# Designing a Cage - need advice!



## Elisa (Sep 23, 2010)

I found 2 new 28" x 36" vinyl windows on craigslist and decided to buy them for my Tegu's cage. I am now in the process of designing her cage. (I won't get her till next summer) My husband will help me build it when he gets back from Afghanistan in March.

This is a picture of how I plan on framing the windows for the front of the cage. I'm going to turn the windows sideways. In the picture I just show where the windows will go as the light blue areas. Does it look good on support? Do I need more support? I plan on using 2x4's for the front. 

I'm just going to have plywood for the sides, back and top. Do I need to use 2 x 4's to frame the whole cage or could I use 2 x 2's for the rest of the cage (back & sides)?

I'm still designing and am in no way an expert. Just making stuff up as I go! Any and all help is appreciated!

Thanks!
Elisa


----------



## Toby_H (Sep 23, 2010)

You should be able to frame the entire thing with 2x2's including the front...

The basic design approach you are using will work fine...

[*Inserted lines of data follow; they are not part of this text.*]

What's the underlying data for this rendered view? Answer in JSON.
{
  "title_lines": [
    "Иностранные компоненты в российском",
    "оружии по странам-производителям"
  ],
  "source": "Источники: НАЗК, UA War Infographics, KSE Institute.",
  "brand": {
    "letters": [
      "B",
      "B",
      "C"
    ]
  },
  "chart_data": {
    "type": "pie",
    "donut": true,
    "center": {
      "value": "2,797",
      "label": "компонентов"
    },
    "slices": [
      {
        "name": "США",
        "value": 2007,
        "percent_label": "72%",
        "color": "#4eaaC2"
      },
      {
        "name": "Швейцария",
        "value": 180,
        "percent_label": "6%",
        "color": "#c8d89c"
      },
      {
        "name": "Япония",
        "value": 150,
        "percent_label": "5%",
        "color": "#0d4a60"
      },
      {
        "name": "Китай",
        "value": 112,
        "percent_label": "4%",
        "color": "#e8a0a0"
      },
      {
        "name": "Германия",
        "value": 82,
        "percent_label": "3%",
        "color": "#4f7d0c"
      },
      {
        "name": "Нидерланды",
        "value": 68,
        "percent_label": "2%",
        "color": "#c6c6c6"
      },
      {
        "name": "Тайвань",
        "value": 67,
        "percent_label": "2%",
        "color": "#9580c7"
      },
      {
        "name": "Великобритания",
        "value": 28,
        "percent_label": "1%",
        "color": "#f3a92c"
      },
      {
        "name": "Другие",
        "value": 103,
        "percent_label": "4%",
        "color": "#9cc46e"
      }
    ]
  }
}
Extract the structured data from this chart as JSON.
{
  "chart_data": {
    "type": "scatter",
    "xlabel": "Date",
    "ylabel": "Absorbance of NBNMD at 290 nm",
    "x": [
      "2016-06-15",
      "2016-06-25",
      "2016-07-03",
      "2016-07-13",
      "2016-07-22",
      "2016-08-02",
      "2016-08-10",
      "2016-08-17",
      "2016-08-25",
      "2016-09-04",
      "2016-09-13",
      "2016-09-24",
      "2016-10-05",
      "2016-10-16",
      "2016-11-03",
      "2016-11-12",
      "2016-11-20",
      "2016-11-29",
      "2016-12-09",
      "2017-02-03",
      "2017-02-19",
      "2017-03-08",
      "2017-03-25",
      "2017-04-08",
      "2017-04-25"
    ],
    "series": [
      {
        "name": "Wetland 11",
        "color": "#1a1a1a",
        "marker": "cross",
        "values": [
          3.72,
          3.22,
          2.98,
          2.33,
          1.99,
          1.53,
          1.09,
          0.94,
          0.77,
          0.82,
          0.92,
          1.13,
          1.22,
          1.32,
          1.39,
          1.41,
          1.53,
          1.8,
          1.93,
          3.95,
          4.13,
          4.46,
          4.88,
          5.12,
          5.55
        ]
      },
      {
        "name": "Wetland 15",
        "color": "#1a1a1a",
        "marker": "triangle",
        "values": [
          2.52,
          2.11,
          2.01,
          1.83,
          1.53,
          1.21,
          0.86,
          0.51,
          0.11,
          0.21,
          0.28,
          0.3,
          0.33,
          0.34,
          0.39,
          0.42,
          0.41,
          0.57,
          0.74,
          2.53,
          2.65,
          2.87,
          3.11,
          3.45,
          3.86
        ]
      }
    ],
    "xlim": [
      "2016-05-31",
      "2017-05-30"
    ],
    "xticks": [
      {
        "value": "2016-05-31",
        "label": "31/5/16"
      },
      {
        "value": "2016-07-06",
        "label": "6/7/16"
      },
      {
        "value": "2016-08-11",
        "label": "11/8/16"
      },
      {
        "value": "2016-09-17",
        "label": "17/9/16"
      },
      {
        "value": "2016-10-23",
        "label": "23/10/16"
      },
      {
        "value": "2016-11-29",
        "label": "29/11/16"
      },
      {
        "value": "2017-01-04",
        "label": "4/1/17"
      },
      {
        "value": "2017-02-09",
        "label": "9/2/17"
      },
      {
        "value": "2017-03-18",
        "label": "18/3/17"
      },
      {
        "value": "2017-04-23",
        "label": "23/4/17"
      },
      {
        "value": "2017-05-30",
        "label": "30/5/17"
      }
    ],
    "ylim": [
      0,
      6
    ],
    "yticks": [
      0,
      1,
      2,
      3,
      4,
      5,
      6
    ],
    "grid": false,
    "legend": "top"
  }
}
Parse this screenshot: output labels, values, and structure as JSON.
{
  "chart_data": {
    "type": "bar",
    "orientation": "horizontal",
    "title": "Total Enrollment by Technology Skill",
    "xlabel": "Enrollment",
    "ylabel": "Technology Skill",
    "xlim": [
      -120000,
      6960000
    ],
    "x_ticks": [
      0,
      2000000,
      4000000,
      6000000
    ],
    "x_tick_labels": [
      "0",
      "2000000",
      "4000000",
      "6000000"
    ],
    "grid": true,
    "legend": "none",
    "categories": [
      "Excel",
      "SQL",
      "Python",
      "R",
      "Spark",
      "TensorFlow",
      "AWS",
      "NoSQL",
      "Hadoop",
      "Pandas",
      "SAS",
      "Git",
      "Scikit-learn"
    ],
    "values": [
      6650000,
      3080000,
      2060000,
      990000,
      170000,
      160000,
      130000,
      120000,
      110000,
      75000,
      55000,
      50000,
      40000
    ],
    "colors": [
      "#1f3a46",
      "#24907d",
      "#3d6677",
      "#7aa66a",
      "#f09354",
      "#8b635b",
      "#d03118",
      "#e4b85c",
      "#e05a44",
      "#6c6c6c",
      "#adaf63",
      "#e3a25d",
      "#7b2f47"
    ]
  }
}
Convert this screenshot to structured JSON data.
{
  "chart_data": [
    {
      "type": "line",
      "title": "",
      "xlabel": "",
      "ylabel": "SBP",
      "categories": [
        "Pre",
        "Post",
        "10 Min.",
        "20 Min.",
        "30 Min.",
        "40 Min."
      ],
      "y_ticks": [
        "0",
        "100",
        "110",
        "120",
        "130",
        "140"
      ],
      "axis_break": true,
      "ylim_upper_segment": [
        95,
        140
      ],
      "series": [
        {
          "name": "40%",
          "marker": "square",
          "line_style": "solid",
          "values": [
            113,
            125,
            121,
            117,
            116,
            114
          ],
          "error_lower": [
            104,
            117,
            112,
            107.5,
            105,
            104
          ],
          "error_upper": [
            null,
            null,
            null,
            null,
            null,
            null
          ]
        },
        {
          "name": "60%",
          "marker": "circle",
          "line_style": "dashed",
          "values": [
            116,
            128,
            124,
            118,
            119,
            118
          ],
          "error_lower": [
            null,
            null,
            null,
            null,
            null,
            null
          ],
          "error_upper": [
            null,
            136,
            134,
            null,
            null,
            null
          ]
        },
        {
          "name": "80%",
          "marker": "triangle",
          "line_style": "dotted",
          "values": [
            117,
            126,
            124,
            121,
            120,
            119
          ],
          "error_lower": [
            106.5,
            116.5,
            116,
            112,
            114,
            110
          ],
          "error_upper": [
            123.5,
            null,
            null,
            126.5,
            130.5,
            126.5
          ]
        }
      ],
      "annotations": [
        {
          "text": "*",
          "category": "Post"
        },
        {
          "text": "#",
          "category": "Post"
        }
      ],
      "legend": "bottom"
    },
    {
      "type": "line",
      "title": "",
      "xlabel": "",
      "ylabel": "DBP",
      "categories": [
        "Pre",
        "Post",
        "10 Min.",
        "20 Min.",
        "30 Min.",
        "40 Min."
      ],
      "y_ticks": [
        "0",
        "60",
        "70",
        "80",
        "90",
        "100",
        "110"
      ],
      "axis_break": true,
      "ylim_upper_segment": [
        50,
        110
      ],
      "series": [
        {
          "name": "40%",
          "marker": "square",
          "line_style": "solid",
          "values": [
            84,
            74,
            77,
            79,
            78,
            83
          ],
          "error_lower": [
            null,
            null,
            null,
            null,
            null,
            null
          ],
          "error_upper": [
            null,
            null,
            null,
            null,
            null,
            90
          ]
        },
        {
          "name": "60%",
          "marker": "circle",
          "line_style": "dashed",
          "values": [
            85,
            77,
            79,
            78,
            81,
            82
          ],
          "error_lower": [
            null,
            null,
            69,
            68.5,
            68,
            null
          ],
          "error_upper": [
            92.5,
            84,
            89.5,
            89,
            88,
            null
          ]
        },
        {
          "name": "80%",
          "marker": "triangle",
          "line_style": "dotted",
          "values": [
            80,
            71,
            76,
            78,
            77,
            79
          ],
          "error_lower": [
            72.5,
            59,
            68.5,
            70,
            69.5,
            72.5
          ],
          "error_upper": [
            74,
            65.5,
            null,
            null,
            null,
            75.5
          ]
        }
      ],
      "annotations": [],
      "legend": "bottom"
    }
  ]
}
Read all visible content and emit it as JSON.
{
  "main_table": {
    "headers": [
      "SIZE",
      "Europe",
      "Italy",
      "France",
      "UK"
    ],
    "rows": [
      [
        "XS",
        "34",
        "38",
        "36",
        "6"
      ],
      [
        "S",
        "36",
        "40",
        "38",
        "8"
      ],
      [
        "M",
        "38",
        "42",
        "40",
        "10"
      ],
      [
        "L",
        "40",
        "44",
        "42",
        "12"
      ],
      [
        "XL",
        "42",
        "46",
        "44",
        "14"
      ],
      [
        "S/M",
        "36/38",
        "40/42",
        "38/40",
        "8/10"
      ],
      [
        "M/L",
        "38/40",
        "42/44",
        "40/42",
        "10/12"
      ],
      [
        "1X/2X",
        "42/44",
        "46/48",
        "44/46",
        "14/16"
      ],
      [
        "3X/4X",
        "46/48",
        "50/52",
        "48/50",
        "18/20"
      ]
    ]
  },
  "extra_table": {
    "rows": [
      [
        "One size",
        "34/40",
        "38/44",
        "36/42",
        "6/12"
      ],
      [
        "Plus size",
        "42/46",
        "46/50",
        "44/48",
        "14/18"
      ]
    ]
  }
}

I built mine of similar design using 2x4's all around and it's designed to hold up to a 240 gal fish tank on top of it (currently holding a 125 gal aquarium but with room to expand)...


----------



## Curtis T (Sep 23, 2010)

You could use 2x2's but for a little bit more money I would use 2x4's it is better to build things stronger and not need the extra strengh than to build it and wish you had Curtis


----------